Which Bicycle Would You Choose?
Thought Leadership: From the CEO's Desk
Richard Leaver, Alliance PTP CEO - You are offered two very different types of bicycles and you are asked to choose one. Which one would you decide to choose?
Bicycle A is a hybrid, electric and pedal bike. This bicycle has a number of optional extras that make it a little more comfortable to ride than bicycle B but there is nothing remarkably different. Bicycle A is reliable and requires minimal physical exertion. The only downside is that the batteries in Bicycle A will not last long and at some point in the future you will have to change to a different type of bicycle.
Bicycle B is a carbon fiber road bicycle. There are no optional extras available and requires the rider to be 100% responsible for propulsion and perform regular maintenance. The bicycle will get you around much faster than the first bicycle but requires the rider to exert more effort and potentially at a higher initial cost of ownership. You will not have to have to replace Bicycle B and the total cost of ownership, in the long run, will be significantly less than bicycle A. It will be able to endure the test of time.
The analogy of the two different bicycles is used here to describe two different employment scenarios for a clinician.
Bicycle A scenario is that of a clinical practice that doesn't require the clinician to work particularly hard while enjoying good compensation levels. However, with the changes in healthcare, it will only be a matter of time before the culture and practice pattern will have to change due to the effects of regulatory changes, reimbursement reductions and increased operational expenses. At some point the clinician is going to have to change employer or work harder as the economic realities of a changing healthcare environment occur. However, for the time being there is no sense of urgency to change and there are plenty of employment opportunities available that do not require the employee to exert significant effort for similar rewards.
With Bicycle B, or the second employer, the clinician is working in an environment that is fiscally responsible and able to provide long term job security.

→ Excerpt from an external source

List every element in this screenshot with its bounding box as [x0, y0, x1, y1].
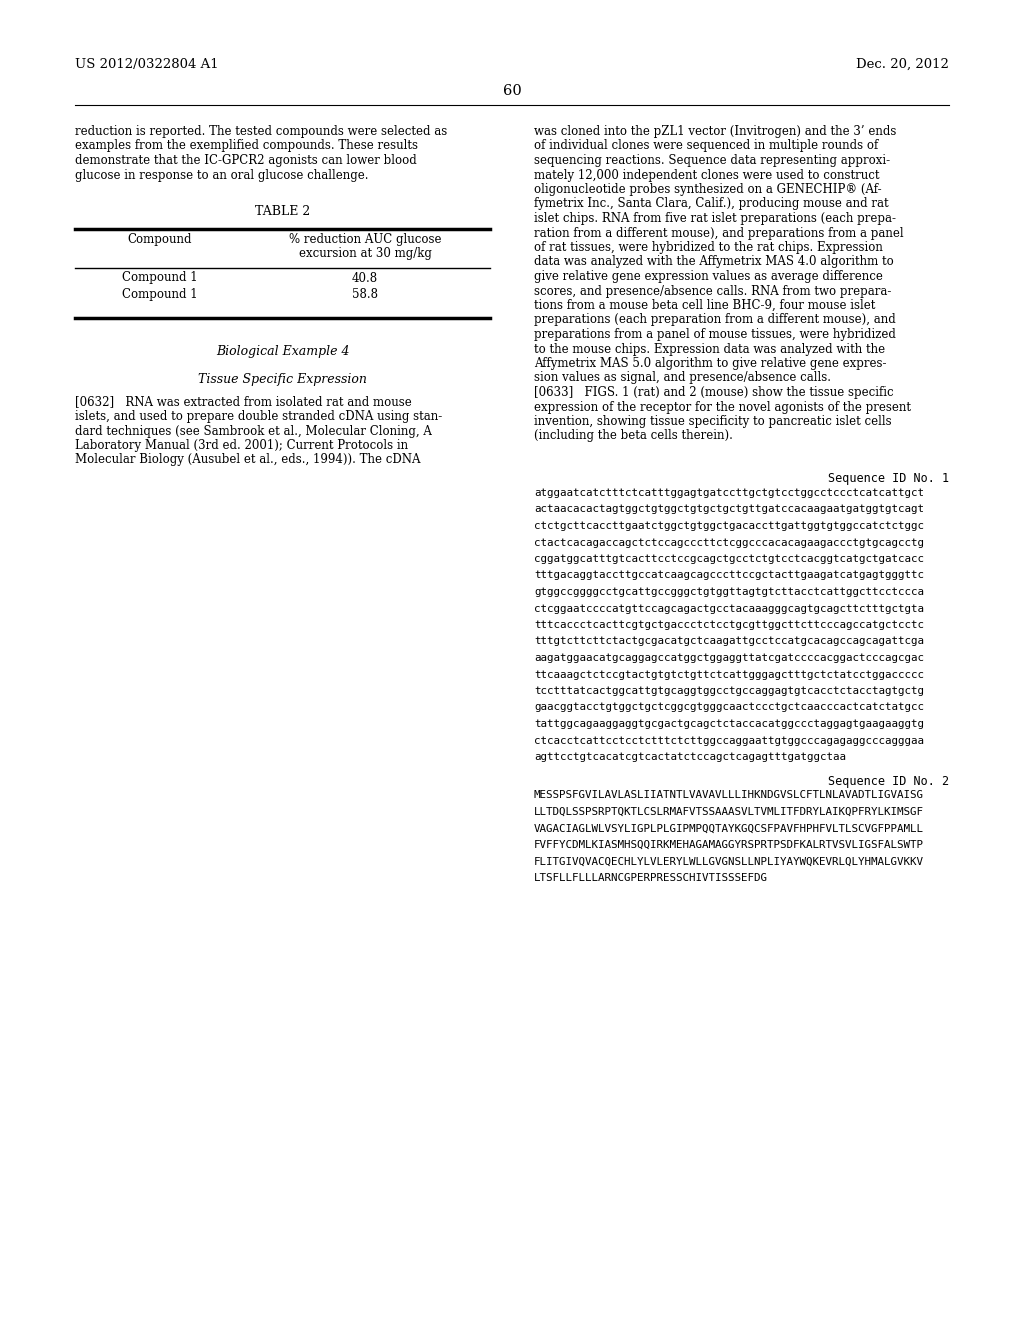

However, the productivity requirements are slightly higher than those of the first employer and compensation slightly less overall.
These two scenarios represent a real challenge to healthcare providers.
In reality, the playing field is much more complicated than the scenario of where there were just the two different bicycles / employers. Clinicians have many employment opportunities due to the scarcity of supply and ever increasing demand. In addition, there are a significant number of providers who are operating in a manner that is not financially viable in the long term. However, to attract and retain clinicians they are prepared to operate in a manner that they know is unsustainable in the long term.
The question I ask is, how can employers' who are acting in a fiscally responsible manner attract talented clinicians in a market place that is not operating in an efficient manner? How does the fiscally responsible company become the employer of choice when the potential employee knows they will have to work harder for the same amount of compensation?
Only in a marketplace where supply of clinical labor is greater than demand can we determine which bicycle the employee gets to ride. Now, wouldn't that be nice!